Is it possible? College sophomores and juniors might be squeezed out of campus dorms and traditional instruction

Florida State University's Jennie Murphree Hall. Credit: FSU, University Housing website.

On-campus housing at Florida’s public universities could undergo a drastic face-lift in the fall, with residence halls limited to certain classes of students, according to draft recommendations from a key higher education group.

Committee members are exploring the idea of reserving on-campus housing for freshmen, seniors, and graduate students. They also suggested that on-campus living be placed off limits to sophomores and juniors as universities begin to reopen in the fall amid the COVID-19 pandemic.

The Florida Education Association (FEA) and the United Faculty of Florida (UFF), both unions,  set up committees to work out ways to get K-12 and universities up and running in the new academic year, though it’s clear that campus life will be different than in the past.

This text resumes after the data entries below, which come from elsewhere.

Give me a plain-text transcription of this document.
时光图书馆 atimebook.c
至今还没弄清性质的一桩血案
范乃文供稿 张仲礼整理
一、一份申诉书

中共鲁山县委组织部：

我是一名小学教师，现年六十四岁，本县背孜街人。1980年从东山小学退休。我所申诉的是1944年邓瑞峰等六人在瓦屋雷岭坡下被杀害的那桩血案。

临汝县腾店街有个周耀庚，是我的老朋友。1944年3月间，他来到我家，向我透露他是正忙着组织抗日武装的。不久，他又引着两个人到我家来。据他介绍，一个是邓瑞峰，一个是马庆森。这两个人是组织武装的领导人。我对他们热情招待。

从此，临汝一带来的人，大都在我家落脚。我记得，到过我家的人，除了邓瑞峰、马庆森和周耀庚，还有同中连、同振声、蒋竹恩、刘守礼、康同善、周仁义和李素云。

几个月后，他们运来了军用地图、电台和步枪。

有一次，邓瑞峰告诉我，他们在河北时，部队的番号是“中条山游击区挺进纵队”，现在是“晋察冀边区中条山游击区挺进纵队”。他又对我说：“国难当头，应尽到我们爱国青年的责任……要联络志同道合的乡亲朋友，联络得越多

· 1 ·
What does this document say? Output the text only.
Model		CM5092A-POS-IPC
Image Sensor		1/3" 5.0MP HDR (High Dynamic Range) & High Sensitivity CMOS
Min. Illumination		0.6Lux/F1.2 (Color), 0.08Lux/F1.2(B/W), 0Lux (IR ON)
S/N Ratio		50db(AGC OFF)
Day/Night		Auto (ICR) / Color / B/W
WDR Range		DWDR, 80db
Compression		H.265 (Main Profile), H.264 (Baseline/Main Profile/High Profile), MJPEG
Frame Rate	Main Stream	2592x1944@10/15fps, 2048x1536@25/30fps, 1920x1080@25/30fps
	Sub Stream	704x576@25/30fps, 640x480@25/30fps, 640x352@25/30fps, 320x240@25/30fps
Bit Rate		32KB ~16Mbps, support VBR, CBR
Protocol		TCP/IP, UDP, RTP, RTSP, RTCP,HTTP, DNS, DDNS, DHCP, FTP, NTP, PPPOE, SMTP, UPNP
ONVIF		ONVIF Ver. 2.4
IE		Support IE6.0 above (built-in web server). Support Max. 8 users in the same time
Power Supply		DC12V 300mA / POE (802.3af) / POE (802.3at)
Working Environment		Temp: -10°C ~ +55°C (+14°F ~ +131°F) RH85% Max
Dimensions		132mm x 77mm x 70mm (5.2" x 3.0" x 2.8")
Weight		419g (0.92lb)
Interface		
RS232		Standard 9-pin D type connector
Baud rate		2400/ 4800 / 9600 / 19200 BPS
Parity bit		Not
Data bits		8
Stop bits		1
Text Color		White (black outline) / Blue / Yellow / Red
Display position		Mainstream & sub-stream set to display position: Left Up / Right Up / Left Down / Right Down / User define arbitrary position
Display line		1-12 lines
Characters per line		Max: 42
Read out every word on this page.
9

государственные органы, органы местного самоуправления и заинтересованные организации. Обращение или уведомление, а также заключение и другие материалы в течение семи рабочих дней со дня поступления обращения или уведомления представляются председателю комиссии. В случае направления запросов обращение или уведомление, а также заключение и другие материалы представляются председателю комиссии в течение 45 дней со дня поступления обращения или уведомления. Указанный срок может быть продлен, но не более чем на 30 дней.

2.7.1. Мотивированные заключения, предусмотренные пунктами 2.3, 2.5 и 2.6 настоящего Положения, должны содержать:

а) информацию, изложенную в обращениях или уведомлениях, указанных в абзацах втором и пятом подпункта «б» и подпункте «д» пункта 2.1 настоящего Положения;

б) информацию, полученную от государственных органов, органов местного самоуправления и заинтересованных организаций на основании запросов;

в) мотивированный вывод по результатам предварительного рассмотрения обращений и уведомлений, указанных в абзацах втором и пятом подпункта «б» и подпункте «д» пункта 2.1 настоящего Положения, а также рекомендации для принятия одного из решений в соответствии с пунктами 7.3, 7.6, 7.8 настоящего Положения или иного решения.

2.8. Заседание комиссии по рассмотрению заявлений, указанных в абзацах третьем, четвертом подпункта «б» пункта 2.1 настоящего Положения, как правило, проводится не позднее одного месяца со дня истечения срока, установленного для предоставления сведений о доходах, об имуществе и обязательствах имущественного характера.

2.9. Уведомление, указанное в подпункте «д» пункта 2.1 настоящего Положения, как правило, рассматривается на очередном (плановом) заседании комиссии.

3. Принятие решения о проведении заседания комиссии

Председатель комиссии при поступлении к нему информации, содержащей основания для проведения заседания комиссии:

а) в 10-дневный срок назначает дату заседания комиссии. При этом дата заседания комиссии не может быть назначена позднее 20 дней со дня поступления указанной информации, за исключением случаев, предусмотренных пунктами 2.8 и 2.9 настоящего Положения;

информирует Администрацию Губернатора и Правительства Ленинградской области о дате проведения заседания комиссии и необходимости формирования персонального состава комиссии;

The groups will roll out recommendations for K-12 schools Tuesday; and for higher education on Wednesday. The recommendations will be presented to Gov. Ron DeSantis and Education Commissioner Richard Corcoran, among others.

The higher education committee indicated during a recent Zoom meeting that sophomores and juniors would need to use remote learning rather than regular classroom instruction. That raises questions about what college will look like if large numbers of sophomores and juniors aren’t part of the student population.

The recommendations aren’t final and would only apply to certain colleges “in order to cut down how many students need to be on campus,” UFF President Karen Morian said in a phone interview with the Florida Phoenix.

“A small school like FAMU (Florida A&M University) may be able to make it work,” Morian said. FAMU had a total of 9,617 students enrolled in the fall of 2019, university data show.

“Allow entering freshmen to live on campus to better integrate to college life; allow seniors and graduate students to live on-campus to be mentored by faculty as they complete their degrees,” the committee wrote in a document of recommendations.

The group also wrote under “further suggestions” that “sophomores and juniors would be on-line only,” suggesting they would continue distance learning and not be able to attend classes on campus, if the recommendations are adopted by certain universities.

“Sophomores and juniors are working at finishing their general requirements … so that independence is really a key thing if you’re asking students to do it online,” Morian explained.

The final draft, listing a variety of recommendations and new policies that coincide with safety precautions at colleges, will be offered to universities to assist with their individual reopening plans.

Officials said these recommendations are subject to change.

And the committee toyed with the idea of creating “living learning communities,” where students would be placed in on-campus residential halls based on their majors or academic departments. No other details were provided about the proposal.

“At FAMU, we have living learning communities, which are about 14, depending on their major, and they are housed per floor in different buildings,” Jairus Williams, a FAMU student and committee member, said in the Zoom meeting last week.

The Phoenix reached out to several public colleges to address concerns about crowded living quarters on campuses that could pose a threat to students because of COVID-19.

New College of Florida, in Sarasota, plans to limit the number of people living in rooms in residence halls on its campus, said spokeswoman Ann Comer-Woods.

“Students will not be placed in triples [three beds in one room], and wherever possible, we will eliminate doubles [two beds in one room]. Students will move back to campus in stages to limit the number of people who are gathered in any one place on campus at one time,” Comer-Woods said of plans for the fall.

Meanwhile, the unions continue to push for more say on universities’ individual plans for reopening campuses.

The press was only invited to attend the first and final meetings on K-12 and university reopenings, raising concerns about transparency as students and families try to adjust to a new norm for public schools during COVID-19. Here is a previous Florida Phoenix report on the issue.

In late April, the FEA reached out to Education Commissioner Corcoran to convene “two inclusive committees on reopening schools” but he has yet to respond about formation of committees, according to the FEA.

In addition, the Florida Board of Governors has been looking at reopening universities and  recently approved a blueprint addressing on-campus housing. The document said universities must designate areas on campus such as rooms or building sections “that will be suitable for isolating positive virus cases until they are no longer infectious.”

“Resources should be made available to provide care, counseling, and other services to these individuals and include the ability for quarantined students to continue their studies,” the blueprint said.